Using the same machine, I get

julia> include("mt-matvec-v2.jl"); test_perf()

WARNING: deprecated syntax "inner constructor MultithreadedMatVec(...) around /home/dgleich/Dropbox/research/2017/09-22-multithreaded-matvec-julia/mt-matvec-v2.jl:33".
Use "MultithreadedMatVec{T,I}(...) where {T,I}" instead.

WARNING: deprecated syntax "inner constructor MultithreadedMatVec(...) around /home/dgleich/Dropbox/research/2017/09-22-multithreaded-matvec-julia/mt-matvec-v2.jl:34".
Use "MultithreadedMatVec{T,I}(...) where {T,I}" instead.
norm(M * x - A * x) = 0.0
Ax
  1.266161 seconds (2 allocations: 15.259 MiB)
  1.262458 seconds (2 allocations: 15.259 MiB, 0.05% gc time)
  1.276305 seconds (2 allocations: 15.259 MiB)
Mx
  3.286811 seconds (14 allocations: 15.259 MiB, 0.23% gc time)
  3.261025 seconds (14 allocations: 15.259 MiB)
  3.289697 seconds (14 allocations: 15.259 MiB, 1.55% gc time)
Mx - 2
norm(M * x - A * x) = 5.779191123395817e-12
  2.050135 seconds (20 allocations: 15.259 MiB)
  2.037912 seconds (20 allocations: 15.259 MiB)
  2.117788 seconds (17 allocations: 15.259 MiB)
Mx - 4
norm(M * x - A * x) = 6.089783770138437e-12
  1.406513 seconds (31 allocations: 15.259 MiB)
  1.443651 seconds (26 allocations: 15.259 MiB, 3.58% gc time)
  1.413482 seconds (23 allocations: 15.259 MiB)
Mx - 6
norm(M * x - A * x) = 6.246273089788179e-12
  1.107459 seconds (44 allocations: 15.260 MiB)
  1.099101 seconds (23 allocations: 15.259 MiB)
  1.115828 seconds (25 allocations: 15.259 MiB)
Mx - 12
norm(M * x - A * x) = 6.257800652340715e-12
  0.498733 seconds (80 allocations: 15.260 MiB)
  0.509687 seconds (28 allocations: 15.259 MiB)
  0.483376 seconds (27 allocations: 15.259 MiB)
0

The result is slightly slower than the C++/OpenMP version.
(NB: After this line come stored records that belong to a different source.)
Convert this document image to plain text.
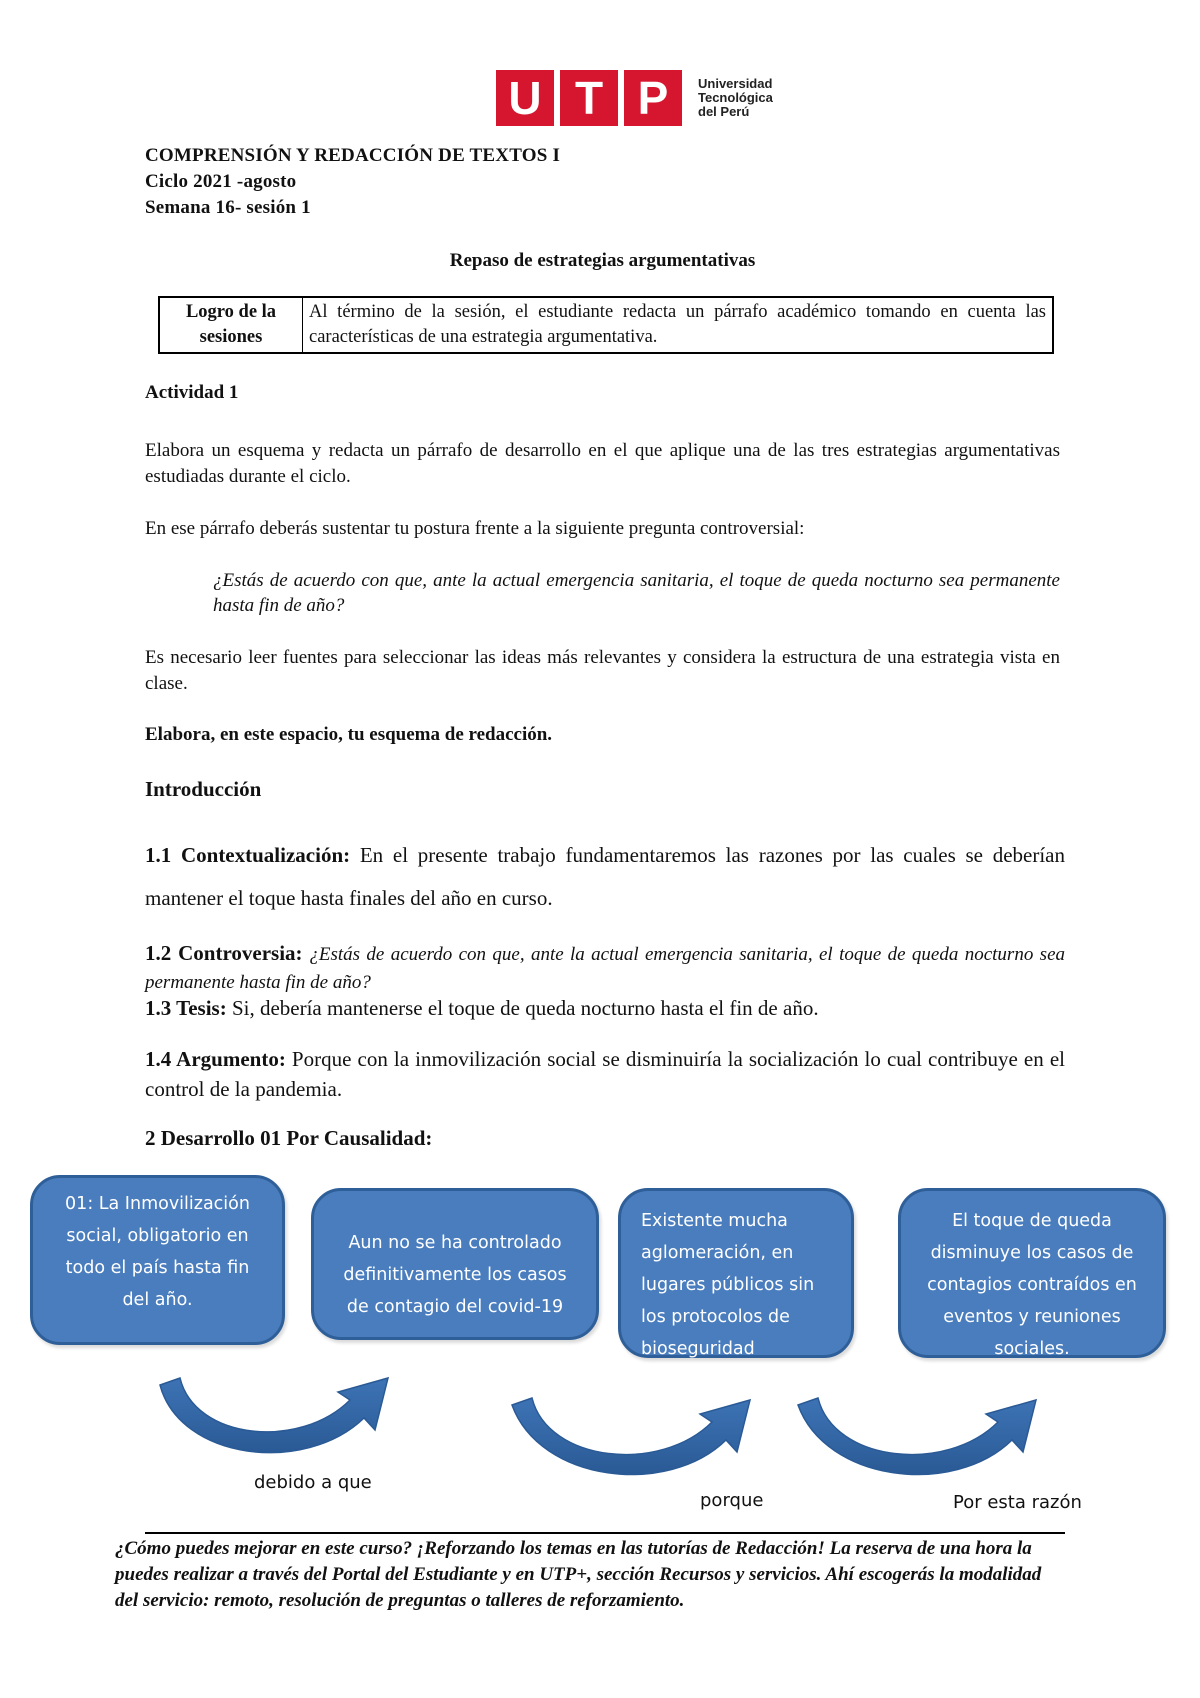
U T P	Universidad
Tecnológica
del Perú
COMPRENSIÓN Y REDACCIÓN DE TEXTOS I
Ciclo 2021 -agosto
Semana 16- sesión 1
Repaso de estrategias argumentativas
Logro de la
sesiones
	Al término de la sesión, el estudiante redacta un párrafo académico tomando en cuenta las características de una estrategia argumentativa.
Actividad 1
Elabora un esquema y redacta un párrafo de desarrollo en el que aplique una de las tres estrategias argumentativas estudiadas durante el ciclo.
En ese párrafo deberás sustentar tu postura frente a la siguiente pregunta controversial:
¿Estás de acuerdo con que, ante la actual emergencia sanitaria, el toque de queda nocturno sea permanente hasta fin de año?
Es necesario leer fuentes para seleccionar las ideas más relevantes y considera la estructura de una estrategia vista en clase.
Elabora, en este espacio, tu esquema de redacción.
Introducción
1.1 Contextualización: En el presente trabajo fundamentaremos las razones por las cuales se deberían mantener el toque hasta finales del año en curso.
1.2 Controversia: ¿Estás de acuerdo con que, ante la actual emergencia sanitaria, el toque de queda nocturno sea permanente hasta fin de año?
1.3 Tesis: Si, debería mantenerse el toque de queda nocturno hasta el fin de año.
1.4 Argumento: Porque con la inmovilización social se disminuiría la socialización lo cual contribuye en el control de la pandemia.
2 Desarrollo 01 Por Causalidad:
01: La Inmovilización
social, obligatorio en
todo el país hasta fin
del año.
Aun no se ha controlado
definitivamente los casos
de contagio del covid-19
Existente mucha
aglomeración, en
lugares públicos sin
los protocolos de
bioseguridad
El toque de queda
disminuye los casos de
contagios contraídos en
eventos y reuniones
sociales.
debido a que
porque	Por esta razón
¿Cómo puedes mejorar en este curso? ¡Reforzando los temas en las tutorías de Redacción! La reserva de una hora la puedes realizar a través del Portal del Estudiante y en UTP+, sección Recursos y servicios. Ahí escogerás la modalidad del servicio: remoto, resolución de preguntas o talleres de reforzamiento.
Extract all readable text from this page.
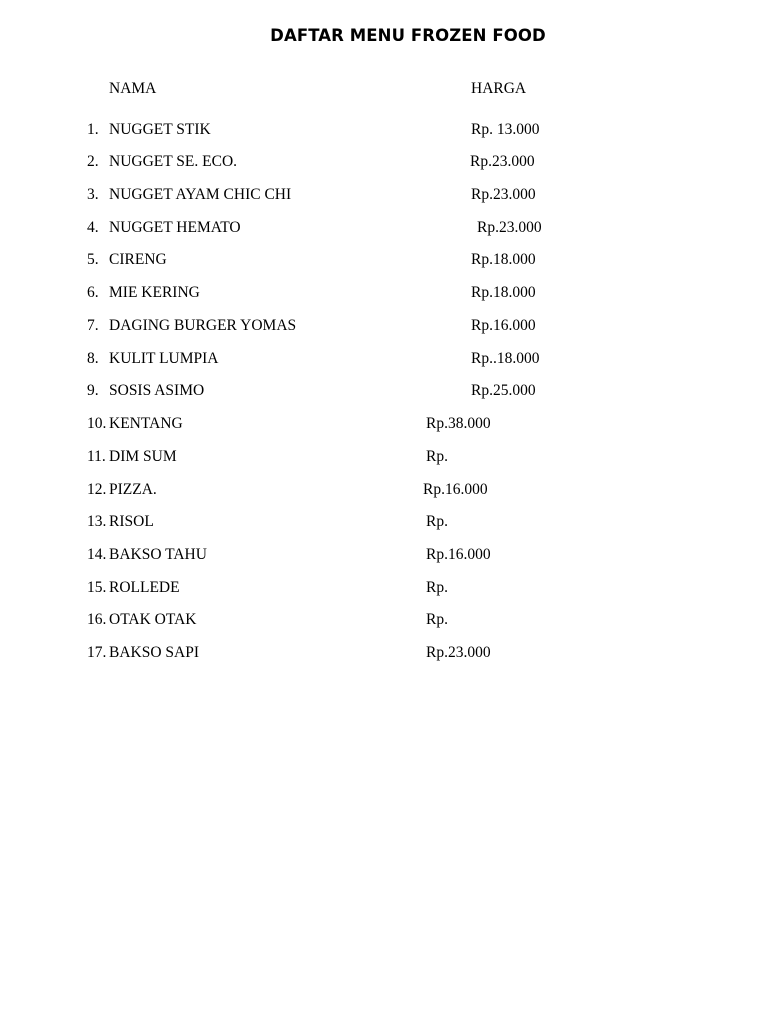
DAFTAR MENU FROZEN FOOD
NAMA	HARGA
1. NUGGET STIK	Rp. 13.000
2. NUGGET SE. ECO.	Rp.23.000
3. NUGGET AYAM CHIC CHI	Rp.23.000
4. NUGGET HEMATO	Rp.23.000
5. CIRENG	Rp.18.000
6. MIE KERING	Rp.18.000
7. DAGING BURGER YOMAS	Rp.16.000
8. KULIT LUMPIA	Rp..18.000
9. SOSIS ASIMO	Rp.25.000
10. KENTANG	Rp.38.000
11. DIM SUM	Rp.
12. PIZZA.	Rp.16.000
13. RISOL	Rp.
14. BAKSO TAHU	Rp.16.000
15. ROLLEDE	Rp.
16. OTAK OTAK	Rp.
17. BAKSO SAPI	Rp.23.000
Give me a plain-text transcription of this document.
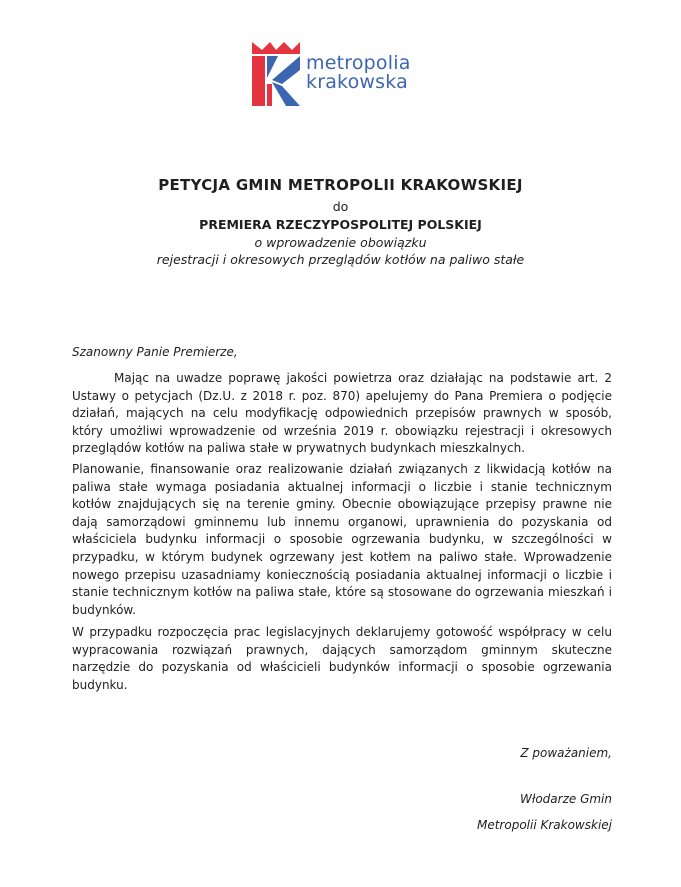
metropolia
krakowska
PETYCJA GMIN METROPOLII KRAKOWSKIEJ
do
PREMIERA RZECZYPOSPOLITEJ POLSKIEJ
o wprowadzenie obowiązku
rejestracji i okresowych przeglądów kotłów na paliwo stałe
Szanowny Panie Premierze,

Mając na uwadze poprawę jakości powietrza oraz działając na podstawie art. 2 Ustawy o petycjach (Dz.U. z 2018 r. poz. 870) apelujemy do Pana Premiera o podjęcie działań, mających na celu modyfikację odpowiednich przepisów prawnych w sposób, który umożliwi wprowadzenie od września 2019 r. obowiązku rejestracji i okresowych przeglądów kotłów na paliwa stałe w prywatnych budynkach mieszkalnych.

Planowanie, finansowanie oraz realizowanie działań związanych z likwidacją kotłów na paliwa stałe wymaga posiadania aktualnej informacji o liczbie i stanie technicznym kotłów znajdujących się na terenie gminy. Obecnie obowiązujące przepisy prawne nie dają samorządowi gminnemu lub innemu organowi, uprawnienia do pozyskania od właściciela budynku informacji o sposobie ogrzewania budynku, w szczególności w przypadku, w którym budynek ogrzewany jest kotłem na paliwo stałe. Wprowadzenie nowego przepisu uzasadniamy koniecznością posiadania aktualnej informacji o liczbie i stanie technicznym kotłów na paliwa stałe, które są stosowane do ogrzewania mieszkań i budynków.

W przypadku rozpoczęcia prac legislacyjnych deklarujemy gotowość współpracy w celu wypracowania rozwiązań prawnych, dających samorządom gminnym skuteczne narzędzie do pozyskania od właścicieli budynków informacji o sposobie ogrzewania budynku.

Z poważaniem,
Włodarze Gmin
Metropolii Krakowskiej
I think the llvm call might have some slightly unnecessary overhead and you could implement a tighter loop for that operation.

Still not great, 2x faster with 6 procs (12 threads). It’d be more interesting to look at how this performed on a wider subset of the UF Sparse Matrix collection. With and without metis pre-processing.

For the record, a better strategy for performance is to transpose the matrix first. On 12 threads (6 cores), I can do the same matvec in 0.35 seconds.

Here’s an update for Julia 1.7 in case anyone is still following. Ideas to improve it:

  • Implement support for Float64 in ConcurrentArrays.jl / UnsafeAtomics.jl

This works on Apple M1 machines and Intel. Gives about 2x perf with 4 threads for Ax and A’*x on M1 (which are already fast for sparse matrix operations…) No promises that it’ll work for you!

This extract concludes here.